Review Problems From Last Lecture:
- The price of a widget is $35 while the cost per widget is $20. The fixed costs for the widget factory are $15,000. Answer the following questions:
- What is the profit function?
- What is the contribution margin?
- What is the break-even volume?
- What volume is needed for a profit of $10,000 to be made?
- If price changes, at what point would you shut down your business?
- The profit function for a particular firm is: \[ \text{Profit}(x) = 85x - 10,\!000 \] If the price of the good is $200 per unit, what are the per unit variable costs?
- A particular company breaks even after selling 500 units. If the company sells 800 units, they make $6,000.
- What is the profit function?
- What is the contribution margin?
- If the per unit costs are $50, what is the price of the good?
- Should these costs change, at what point would the firm consider shutting down?
Lecture Notes:
Lecture material for this class come from Sections 3.1 and 3.4 and can be found below. This material is considered review material and so it is not covered in depth.
- Video: Derivatives of Polynomials
The derivative of a polynomial function gives the rate of change or slope at any point.- Power Rule: If \(f(x) = ax^n\), then \(f'(x) = anx^{n-1}\).
- Example:
\[ \text{If } f(x) = 3x^4 - 2x^2 + 5x - 7, \quad \text{then } f'(x) = 12x^3 - 4x + 5 \] - Derivatives help identify turning points, increasing/decreasing intervals, and points of inflection.
- Video: Polynomial Optimization
- Optimization involves finding the maximum or minimum values of a polynomial function by identifying critical points.
- Critical points occur where \(f'(x) = 0\) or is undefined.
- Video: What is a Monopoly?
- A monopoly is a market structure where a single firm is the sole producer of a good or service.
- Assumptions of a monopoly:
- Single seller with full control over supply.
- No close substitutes for the product.
- High barriers to entry (legal, technological, or resource-based).
- Price maker — the firm can influence the market price by adjusting output.
- Monopolies typically face a downward-sloping demand curve.
- Video: Profit Maximization
- A monopoly maximizes profit where marginal revenue (MR) equals marginal cost (MC) or when the derivative of the profit function is 0.
- Since the monopolist faces a downward-sloping demand curve, \(MR < P\).

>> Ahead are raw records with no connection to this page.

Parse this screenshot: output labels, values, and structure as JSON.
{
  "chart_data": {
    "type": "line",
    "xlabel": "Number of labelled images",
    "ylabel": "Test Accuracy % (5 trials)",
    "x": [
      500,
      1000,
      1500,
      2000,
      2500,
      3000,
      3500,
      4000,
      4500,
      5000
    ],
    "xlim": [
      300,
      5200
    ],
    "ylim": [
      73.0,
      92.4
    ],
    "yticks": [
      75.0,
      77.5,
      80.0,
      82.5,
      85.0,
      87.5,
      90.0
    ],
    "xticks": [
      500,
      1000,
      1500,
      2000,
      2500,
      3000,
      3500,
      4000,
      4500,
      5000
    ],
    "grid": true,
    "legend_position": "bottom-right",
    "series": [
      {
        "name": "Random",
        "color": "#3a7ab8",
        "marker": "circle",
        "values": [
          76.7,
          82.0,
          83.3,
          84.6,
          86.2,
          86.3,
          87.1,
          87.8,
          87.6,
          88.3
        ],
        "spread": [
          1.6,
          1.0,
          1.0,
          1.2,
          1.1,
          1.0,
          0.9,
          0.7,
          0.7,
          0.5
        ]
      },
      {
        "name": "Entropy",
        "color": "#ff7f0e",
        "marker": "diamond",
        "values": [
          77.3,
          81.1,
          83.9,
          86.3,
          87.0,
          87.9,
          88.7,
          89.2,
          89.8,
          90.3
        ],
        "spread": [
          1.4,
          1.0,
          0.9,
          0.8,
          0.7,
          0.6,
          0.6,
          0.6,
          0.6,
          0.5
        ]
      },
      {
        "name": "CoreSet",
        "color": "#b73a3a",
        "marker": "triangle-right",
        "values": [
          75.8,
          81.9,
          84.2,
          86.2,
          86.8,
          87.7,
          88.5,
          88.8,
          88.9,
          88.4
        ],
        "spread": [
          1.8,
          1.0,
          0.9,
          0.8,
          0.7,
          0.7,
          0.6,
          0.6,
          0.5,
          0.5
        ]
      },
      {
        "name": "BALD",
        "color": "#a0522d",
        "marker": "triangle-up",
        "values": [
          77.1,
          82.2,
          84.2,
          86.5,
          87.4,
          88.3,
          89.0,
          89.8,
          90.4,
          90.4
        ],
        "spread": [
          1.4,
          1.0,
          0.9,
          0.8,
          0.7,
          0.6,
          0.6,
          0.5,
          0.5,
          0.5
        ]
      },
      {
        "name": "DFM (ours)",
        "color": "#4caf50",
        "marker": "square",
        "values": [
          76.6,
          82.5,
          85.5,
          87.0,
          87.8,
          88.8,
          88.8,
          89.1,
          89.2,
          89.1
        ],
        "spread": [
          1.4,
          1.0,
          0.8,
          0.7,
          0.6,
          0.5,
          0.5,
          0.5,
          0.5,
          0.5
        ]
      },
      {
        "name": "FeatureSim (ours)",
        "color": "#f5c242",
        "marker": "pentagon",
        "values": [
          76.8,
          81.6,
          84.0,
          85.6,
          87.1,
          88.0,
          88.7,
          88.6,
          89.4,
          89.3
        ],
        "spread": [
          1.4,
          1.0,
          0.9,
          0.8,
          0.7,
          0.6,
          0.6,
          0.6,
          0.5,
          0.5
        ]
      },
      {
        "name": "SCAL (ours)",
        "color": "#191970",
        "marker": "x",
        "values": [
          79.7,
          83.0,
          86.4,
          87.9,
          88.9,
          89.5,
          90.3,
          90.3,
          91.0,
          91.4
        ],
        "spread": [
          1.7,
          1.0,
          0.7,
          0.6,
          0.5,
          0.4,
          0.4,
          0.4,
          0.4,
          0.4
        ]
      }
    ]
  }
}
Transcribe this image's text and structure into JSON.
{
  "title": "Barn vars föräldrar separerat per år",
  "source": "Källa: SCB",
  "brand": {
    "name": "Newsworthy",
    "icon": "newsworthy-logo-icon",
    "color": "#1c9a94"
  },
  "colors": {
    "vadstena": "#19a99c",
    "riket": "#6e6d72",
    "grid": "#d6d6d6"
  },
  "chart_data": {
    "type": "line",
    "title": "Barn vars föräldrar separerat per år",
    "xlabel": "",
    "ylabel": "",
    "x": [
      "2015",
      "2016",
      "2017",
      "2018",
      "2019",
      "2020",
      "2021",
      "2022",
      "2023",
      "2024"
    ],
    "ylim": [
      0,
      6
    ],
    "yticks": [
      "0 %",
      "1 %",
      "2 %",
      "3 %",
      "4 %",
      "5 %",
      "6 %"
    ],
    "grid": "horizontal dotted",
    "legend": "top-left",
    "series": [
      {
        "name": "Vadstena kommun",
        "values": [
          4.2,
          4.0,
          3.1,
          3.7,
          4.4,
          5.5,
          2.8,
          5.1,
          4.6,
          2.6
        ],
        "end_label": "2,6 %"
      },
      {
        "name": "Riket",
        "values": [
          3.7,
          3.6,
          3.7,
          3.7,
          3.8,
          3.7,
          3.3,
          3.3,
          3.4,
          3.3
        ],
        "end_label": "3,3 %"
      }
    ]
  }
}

- Profit-maximizing output \(Q^*\) is found where:
\[
MR(Q^*) = MC(Q^*)
\] or where
\[
\text{Profit}^{\prime} = 0
\]
- Price is determined by plugging \(Q^*\) into the demand function.
- For linear demand, profit is calculated as:
\[
\text{Profit} = (P - VC) \times Q^* - FC
\]
Lecture Problems:
- Derivatives of Polynomials
- Find the derivative of the polynomial function: \[ f(x) = 5x^4 - 3x^3 + 2x - 7 \]
- Determine the slope of the function \(f(x) = 4x^3 - x + 6\) at \(x = 2\).
- Explain the significance of the derivative in understanding the behavior of polynomial functions.
- Monopolies
- Define a monopoly and list at least three assumptions or characteristics of a monopolistic market.
- Explain why a monopolist is called a “price maker.”
- Discuss the implications of barriers to entry in a monopolistic market.
- Profit Maximization in a Monopoly
- Explain the condition \(MR = MC\) in the context of monopoly profit maximization.
- Given the demand function \(P = 100 - 2Q\) and total cost function \(TC = 20Q + 100\), find:
- The profit function.
- The derivative of the profit function.
- The profit-maximizing output level \(Q^*\).
- The corresponding price \(P^*\).
- The maximum profit.
- Why is marginal revenue less than price for a monopolist?
- A monopolist faces the following demand and total cost functions:
\[
\text{Demand: } P = 1200 - 40Q \quad \text{and} \quad \text{Total Cost: } TC = 200Q + 1000
\]
- Write the total revenue function \(TR(Q)\).
- Find the profit function.
- Find the derivative of the profit function.
- Find the profit-maximizing quantity \(Q^*\).
- Determine the price \(P^*\) the firm should charge.
- Calculate the maximum profit.